Andrea reía en su carrito mientras su madre le hacía carantoñas. Apenas había cumplido los nueve meses y ya disfrutaba de los paseos por su ciudad como si fuera una adolescente a la que sus padres le daban permiso para salir con sus amigas por primera vez. Paseaban entre calles estrechas que desde el departamento de urbanismo habían convertido en zona peatonal años atrás, una zona comercial repleta de pequeños locales tradicionales con viviendas antiguas, de tres o cuatro plantas sobre ellos.

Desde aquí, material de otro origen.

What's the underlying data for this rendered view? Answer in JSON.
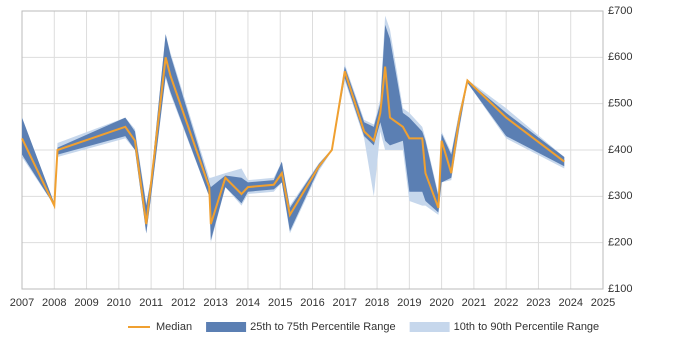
{
  "chart_data": {
    "type": "band-line",
    "x": [
      2007.0,
      2008.0,
      2008.1,
      2010.2,
      2010.5,
      2010.85,
      2011.0,
      2011.45,
      2011.6,
      2012.8,
      2012.85,
      2013.3,
      2013.8,
      2014.0,
      2014.8,
      2015.05,
      2015.3,
      2016.2,
      2016.6,
      2017.0,
      2017.6,
      2017.9,
      2018.1,
      2018.25,
      2018.4,
      2018.8,
      2019.0,
      2019.4,
      2019.5,
      2019.9,
      2020.0,
      2020.3,
      2020.55,
      2020.8,
      2022.0,
      2023.8
    ],
    "series": [
      {
        "name": "10th to 90th Percentile Range",
        "color": "#c6d7ec",
        "lower": [
          385,
          280,
          385,
          425,
          400,
          220,
          300,
          555,
          520,
          300,
          200,
          320,
          280,
          305,
          310,
          330,
          220,
          355,
          398,
          550,
          425,
          300,
          440,
          400,
          400,
          400,
          290,
          280,
          280,
          260,
          330,
          335,
          445,
          545,
          425,
          360
        ],
        "upper": [
          470,
          285,
          415,
          470,
          445,
          285,
          340,
          650,
          610,
          340,
          340,
          350,
          360,
          335,
          340,
          375,
          280,
          372,
          402,
          585,
          465,
          455,
          510,
          690,
          660,
          490,
          480,
          450,
          425,
          305,
          440,
          395,
          485,
          552,
          490,
          385
        ]
      },
      {
        "name": "25th to 75th Percentile Range",
        "color": "#5b7fb3",
        "lower": [
          390,
          280,
          390,
          430,
          400,
          220,
          300,
          560,
          525,
          300,
          205,
          320,
          285,
          310,
          315,
          330,
          225,
          360,
          398,
          555,
          430,
          410,
          460,
          420,
          410,
          420,
          310,
          310,
          290,
          265,
          330,
          340,
          450,
          545,
          430,
          365
        ],
        "upper": [
          470,
          285,
          405,
          470,
          440,
          280,
          340,
          650,
          605,
          330,
          320,
          345,
          340,
          330,
          335,
          375,
          275,
          370,
          402,
          580,
          460,
          450,
          500,
          670,
          640,
          480,
          470,
          440,
          420,
          300,
          435,
          390,
          480,
          550,
          480,
          385
        ]
      },
      {
        "name": "Median",
        "color": "#f0a030",
        "values": [
          425,
          280,
          400,
          450,
          420,
          240,
          330,
          600,
          560,
          320,
          240,
          340,
          305,
          320,
          325,
          350,
          260,
          365,
          400,
          570,
          440,
          420,
          480,
          580,
          470,
          450,
          425,
          425,
          350,
          275,
          420,
          350,
          470,
          550,
          470,
          375
        ]
      }
    ],
    "xlim": [
      2007,
      2025
    ],
    "xticks": [
      2007,
      2008,
      2009,
      2010,
      2011,
      2012,
      2013,
      2014,
      2015,
      2016,
      2017,
      2018,
      2019,
      2020,
      2021,
      2022,
      2023,
      2024,
      2025
    ],
    "ylim": [
      100,
      700
    ],
    "yticks": [
      {
        "value": 100,
        "label": "£100"
      },
      {
        "value": 200,
        "label": "£200"
      },
      {
        "value": 300,
        "label": "£300"
      },
      {
        "value": 400,
        "label": "£400"
      },
      {
        "value": 500,
        "label": "£500"
      },
      {
        "value": 600,
        "label": "£600"
      },
      {
        "value": 700,
        "label": "£700"
      }
    ],
    "grid": true
  }
}
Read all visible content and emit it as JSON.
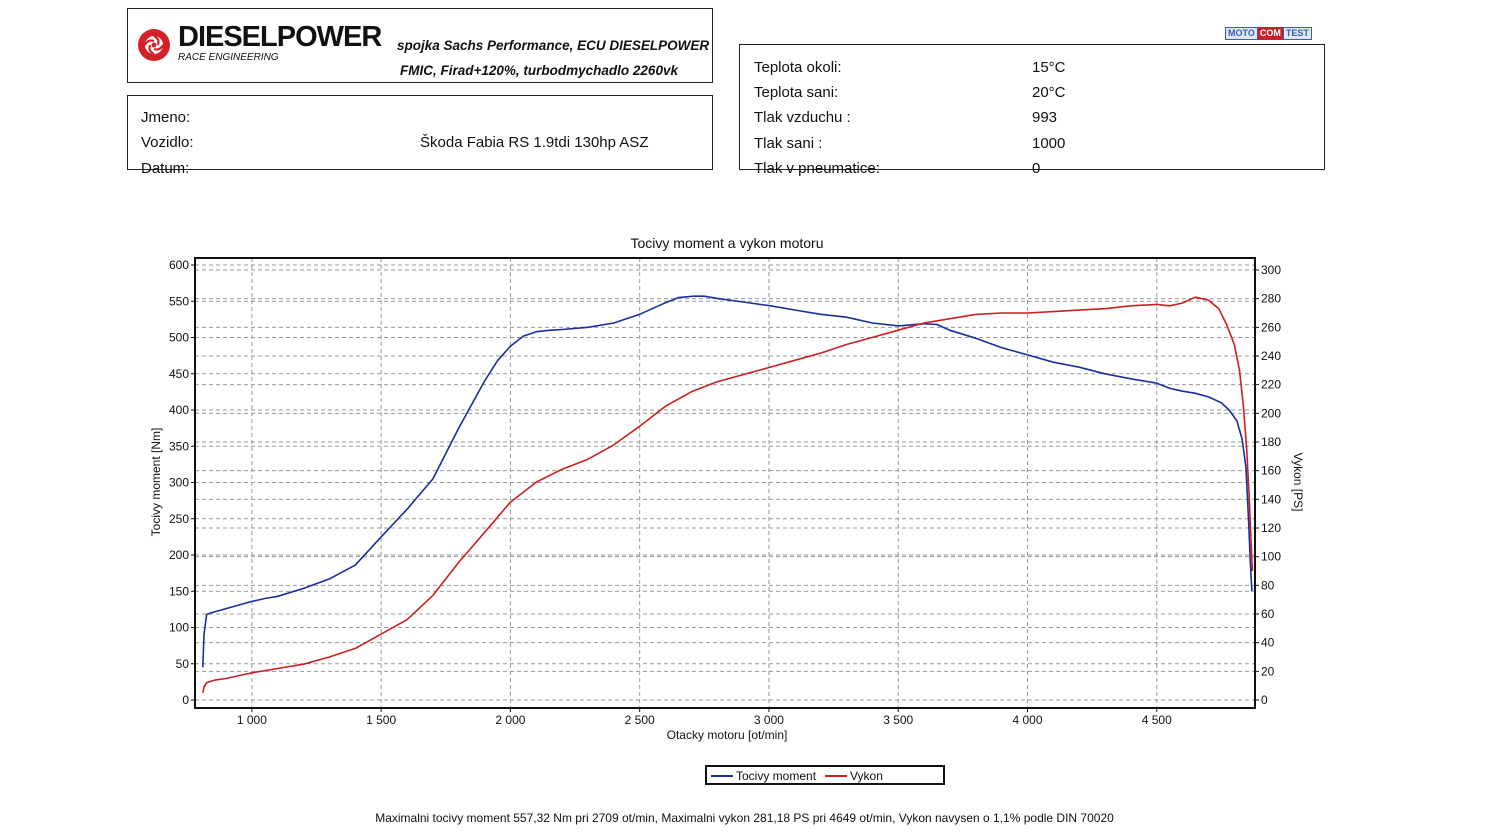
{
  "header": {
    "brand": "DIESELPOWER",
    "brand_sub": "RACE ENGINEERING",
    "spec_line1": "spojka Sachs Performance, ECU DIESELPOWER",
    "spec_line2": "FMIC, Firad+120%,  turbodmychadlo 2260vk",
    "motocom": [
      "MOTO",
      "COM",
      "TEST"
    ]
  },
  "info": {
    "rows": [
      {
        "label": "Jmeno:",
        "value": ""
      },
      {
        "label": "Vozidlo:",
        "value": "Škoda Fabia RS 1.9tdi 130hp ASZ"
      },
      {
        "label": "Datum:",
        "value": ""
      }
    ]
  },
  "conditions": {
    "rows": [
      {
        "label": "Teplota okoli:",
        "value": "15°C"
      },
      {
        "label": "Teplota sani:",
        "value": "20°C"
      },
      {
        "label": "Tlak vzduchu :",
        "value": "993"
      },
      {
        "label": "Tlak sani :",
        "value": "1000"
      },
      {
        "label": "Tlak v pneumatice:",
        "value": "0"
      }
    ]
  },
  "chart_data": {
    "type": "line",
    "title": "Tocivy moment a vykon motoru",
    "xlabel": "Otacky motoru [ot/min]",
    "ylabel_left": "Tocivy moment [Nm]",
    "ylabel_right": "Vykon [PS]",
    "xlim": [
      780,
      4880
    ],
    "ylim_left": [
      0,
      600
    ],
    "ylim_right": [
      0,
      300
    ],
    "x_ticks": [
      1000,
      1500,
      2000,
      2500,
      3000,
      3500,
      4000,
      4500
    ],
    "x_tick_labels": [
      "1 000",
      "1 500",
      "2 000",
      "2 500",
      "3 000",
      "3 500",
      "4 000",
      "4 500"
    ],
    "y_left_ticks": [
      0,
      50,
      100,
      150,
      200,
      250,
      300,
      350,
      400,
      450,
      500,
      550,
      600
    ],
    "y_right_ticks": [
      0,
      20,
      40,
      60,
      80,
      100,
      120,
      140,
      160,
      180,
      200,
      220,
      240,
      260,
      280,
      300
    ],
    "grid": true,
    "legend_position": "bottom",
    "series": [
      {
        "name": "Tocivy moment",
        "axis": "left",
        "color": "#1a2e9c",
        "x": [
          810,
          815,
          825,
          840,
          860,
          880,
          900,
          950,
          1000,
          1050,
          1100,
          1200,
          1300,
          1400,
          1500,
          1600,
          1700,
          1800,
          1900,
          1950,
          2000,
          2050,
          2100,
          2150,
          2200,
          2300,
          2400,
          2500,
          2600,
          2650,
          2709,
          2750,
          2800,
          2900,
          3000,
          3100,
          3200,
          3300,
          3400,
          3500,
          3600,
          3650,
          3700,
          3800,
          3900,
          4000,
          4100,
          4200,
          4300,
          4400,
          4500,
          4550,
          4600,
          4650,
          4700,
          4750,
          4780,
          4810,
          4830,
          4845,
          4855,
          4862,
          4868
        ],
        "y": [
          45,
          90,
          118,
          120,
          122,
          124,
          126,
          131,
          136,
          140,
          143,
          154,
          167,
          186,
          225,
          263,
          305,
          375,
          440,
          468,
          488,
          502,
          508,
          510,
          511,
          514,
          520,
          532,
          548,
          555,
          557,
          557,
          554,
          549,
          544,
          538,
          532,
          528,
          520,
          516,
          519,
          518,
          510,
          499,
          486,
          476,
          466,
          459,
          450,
          443,
          437,
          430,
          426,
          423,
          418,
          410,
          400,
          385,
          360,
          320,
          250,
          190,
          150
        ]
      },
      {
        "name": "Vykon",
        "axis": "right",
        "color": "#cc1f1f",
        "x": [
          810,
          815,
          825,
          840,
          860,
          900,
          950,
          1000,
          1100,
          1200,
          1300,
          1400,
          1500,
          1600,
          1700,
          1800,
          1900,
          2000,
          2100,
          2200,
          2300,
          2400,
          2500,
          2600,
          2700,
          2800,
          2900,
          3000,
          3100,
          3200,
          3300,
          3400,
          3500,
          3600,
          3700,
          3800,
          3900,
          4000,
          4100,
          4200,
          4300,
          4400,
          4500,
          4550,
          4600,
          4649,
          4700,
          4740,
          4770,
          4800,
          4820,
          4835,
          4848,
          4858,
          4865,
          4870
        ],
        "y": [
          5,
          9,
          12,
          13,
          14,
          15,
          17,
          19,
          22,
          25,
          30,
          36,
          46,
          56,
          73,
          96,
          117,
          138,
          152,
          161,
          168,
          178,
          191,
          205,
          215,
          222,
          227,
          232,
          237,
          242,
          248,
          253,
          258,
          263,
          266,
          269,
          270,
          270,
          271,
          272,
          273,
          275,
          276,
          275,
          277,
          281,
          279,
          273,
          262,
          248,
          230,
          205,
          175,
          140,
          110,
          90
        ]
      }
    ]
  },
  "legend": {
    "items": [
      {
        "label": "Tocivy moment",
        "color": "#1a2e9c"
      },
      {
        "label": "Vykon",
        "color": "#cc1f1f"
      }
    ]
  },
  "footer": {
    "summary": "Maximalni tocivy moment 557,32 Nm pri 2709 ot/min,  Maximalni vykon 281,18 PS pri 4649 ot/min,  Vykon navysen o 1,1% podle DIN 70020"
  }
}
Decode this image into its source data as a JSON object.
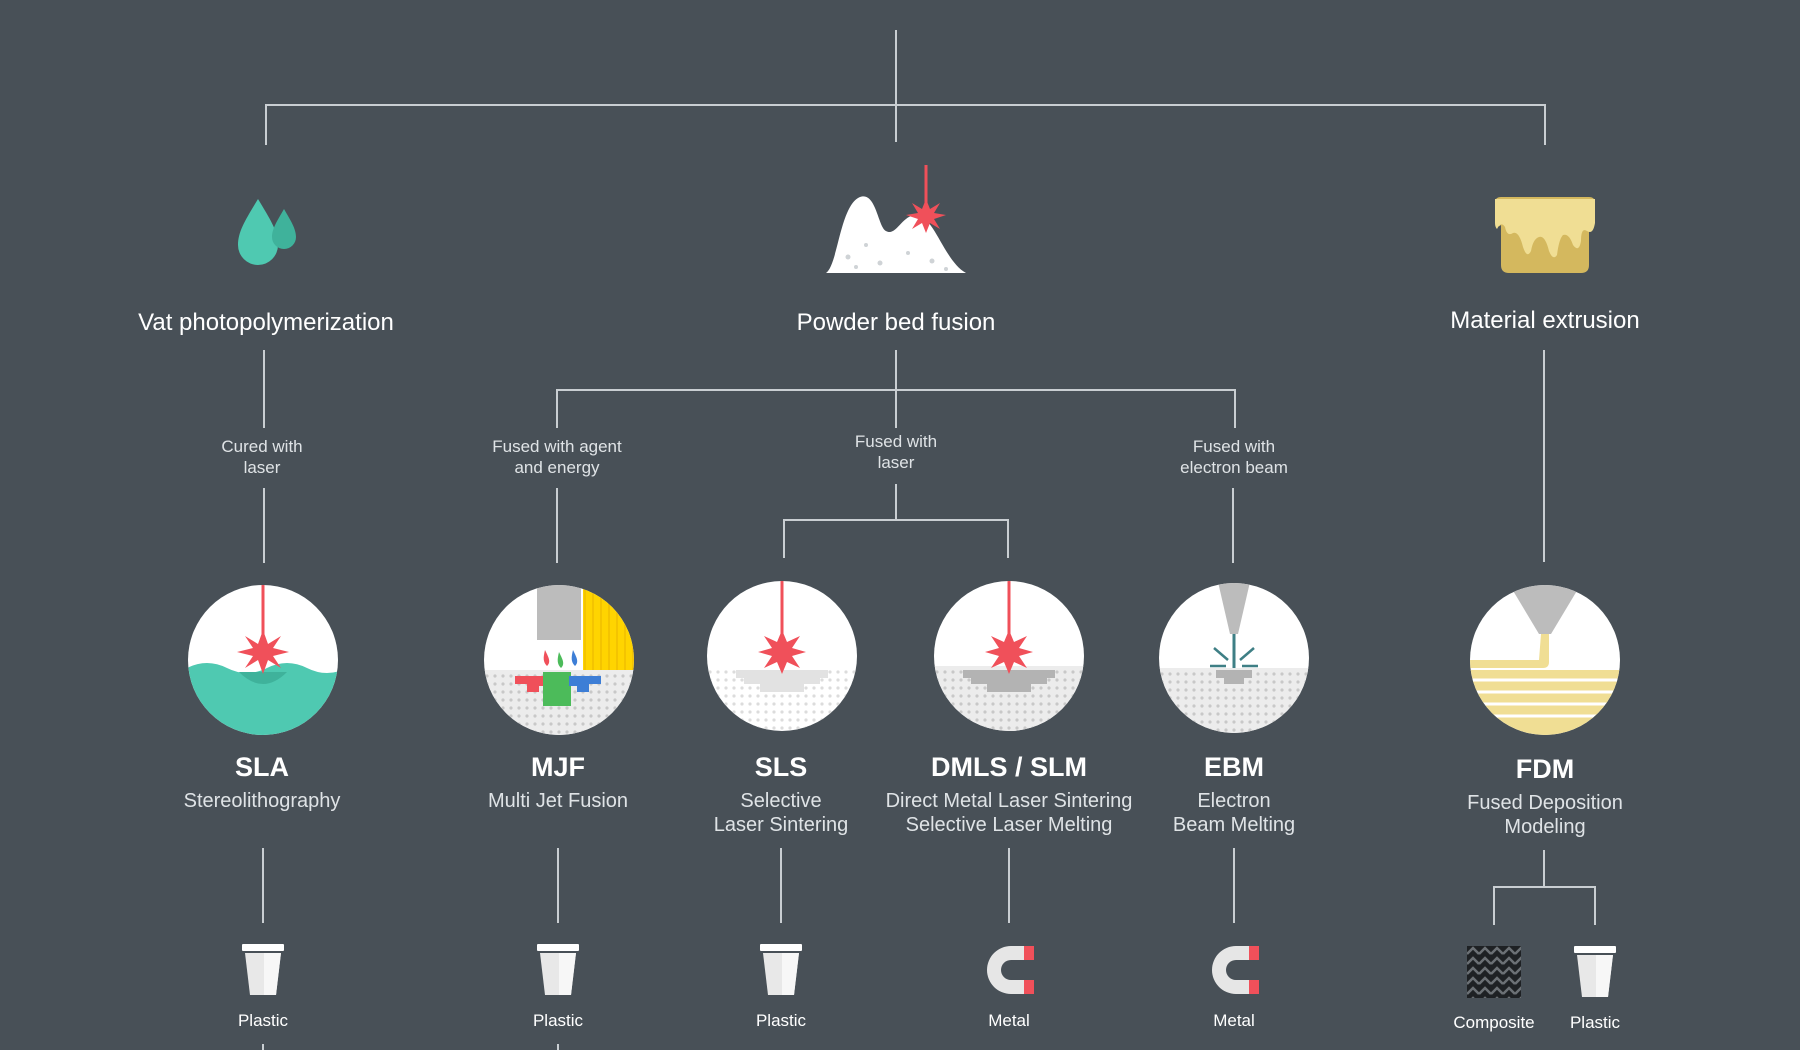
{
  "categories": {
    "vat": {
      "label": "Vat photopolymerization",
      "color": "#4fc9b1"
    },
    "powder": {
      "label": "Powder bed fusion"
    },
    "extrusion": {
      "label": "Material extrusion",
      "color": "#e9d38a"
    }
  },
  "processes": {
    "cured_laser": {
      "line1": "Cured with",
      "line2": "laser"
    },
    "agent_energy": {
      "line1": "Fused with agent",
      "line2": "and energy"
    },
    "fused_laser": {
      "line1": "Fused with",
      "line2": "laser"
    },
    "electron_beam": {
      "line1": "Fused with",
      "line2": "electron beam"
    }
  },
  "technologies": {
    "sla": {
      "abbr": "SLA",
      "line1": "Stereolithography",
      "material": "Plastic"
    },
    "mjf": {
      "abbr": "MJF",
      "line1": "Multi Jet Fusion",
      "material": "Plastic"
    },
    "sls": {
      "abbr": "SLS",
      "line1": "Selective",
      "line2": "Laser Sintering",
      "material": "Plastic"
    },
    "dmls": {
      "abbr": "DMLS / SLM",
      "line1": "Direct Metal Laser Sintering",
      "line2": "Selective Laser Melting",
      "material": "Metal"
    },
    "ebm": {
      "abbr": "EBM",
      "line1": "Electron",
      "line2": "Beam Melting",
      "material": "Metal"
    },
    "fdm": {
      "abbr": "FDM",
      "line1": "Fused Deposition",
      "line2": "Modeling",
      "materials": [
        "Composite",
        "Plastic"
      ]
    }
  },
  "colors": {
    "background": "#485057",
    "connector": "#c9ced2",
    "laser": "#f0505a",
    "water": "#4fc9b1",
    "yellow": "#ffd400",
    "metal_grey": "#b8b8b8"
  }
}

Era un frío día de diciembre, el cielo gris cemento amenazaba con descargar lluvia, o tal vez nieve, de un momento a otro, pero eso no era problema para la pequeña que reía cada vez que su madre paraba a charlar con algún vecino que, como ella, apuraba para hacer las últimas compras navideñas.
Los gritos comenzaron a escasos metros de donde se encontraban. Un reducido grupo de gente, que creció de manera exponencial, miraba hacia el tercer piso del bloque que se levantaba sobre una de las antiguas librerías que sobrevivía a pesar de las grandes superficies. Al levantar la cabeza, la madre de Andrea advirtió como una columna de espeso humo salía por cada una de las dos ventanas, incluso se apreciaba el reflejo de las llamas bailando en el interior del inmueble.
-¿Alguien ha llamado a los bomberos?
La gente se apresuró a desalojar tanto la librería como ese portal y los contiguos. Una sirena lejana respondió a la pregunta lanzada al aire.
-Sí, pero el camión no podrá llegar hasta aquí. ¿Hay alguien dentro?
Una vez más, la respuesta llegó pocos segundos después sin necesidad de pronunciar ni una palabra. Una cabeza asomó a través de la ventana, tosiendo e intentado aspirar algo de aire fresco entre un humo cada vez más denso. Ni siquiera gritaba, solo boqueaba como el pez al que el pescador acaba de liberar del anzuelo y, tras resbalar de sus manos, intenta sobrevivir de forma inútil sobre la arena de la playa. En un acto desesperado y entre los intentos de la gente por convencerla de lo contrario, la chica salto por la ventana y se precipitó al vacío…
Para lo que sucedió después, es difícil, por no decir imposible, encontrar una explicación lógica. Tras descender unos tres metros empujada por la gravedad, su cuerpo se detuvo en el aire durante un breve instante antes de volver a elevarse lentamente, alejándose de la fachada en llamas. A partir de ese momento, el público fue testigo de una extraña danza en el aire en la que la improvisada bailarina se movía como si de una hoja arrastrada por el viento se tratara. Tan absortos estaban todos con lo que veían, que nadie advirtió que esa chica bailó hasta posarse en el suelo, al ritmo que marcaba Andrea con un pequeño sonajero mientras sonreía, feliz, en el interior de su carrito.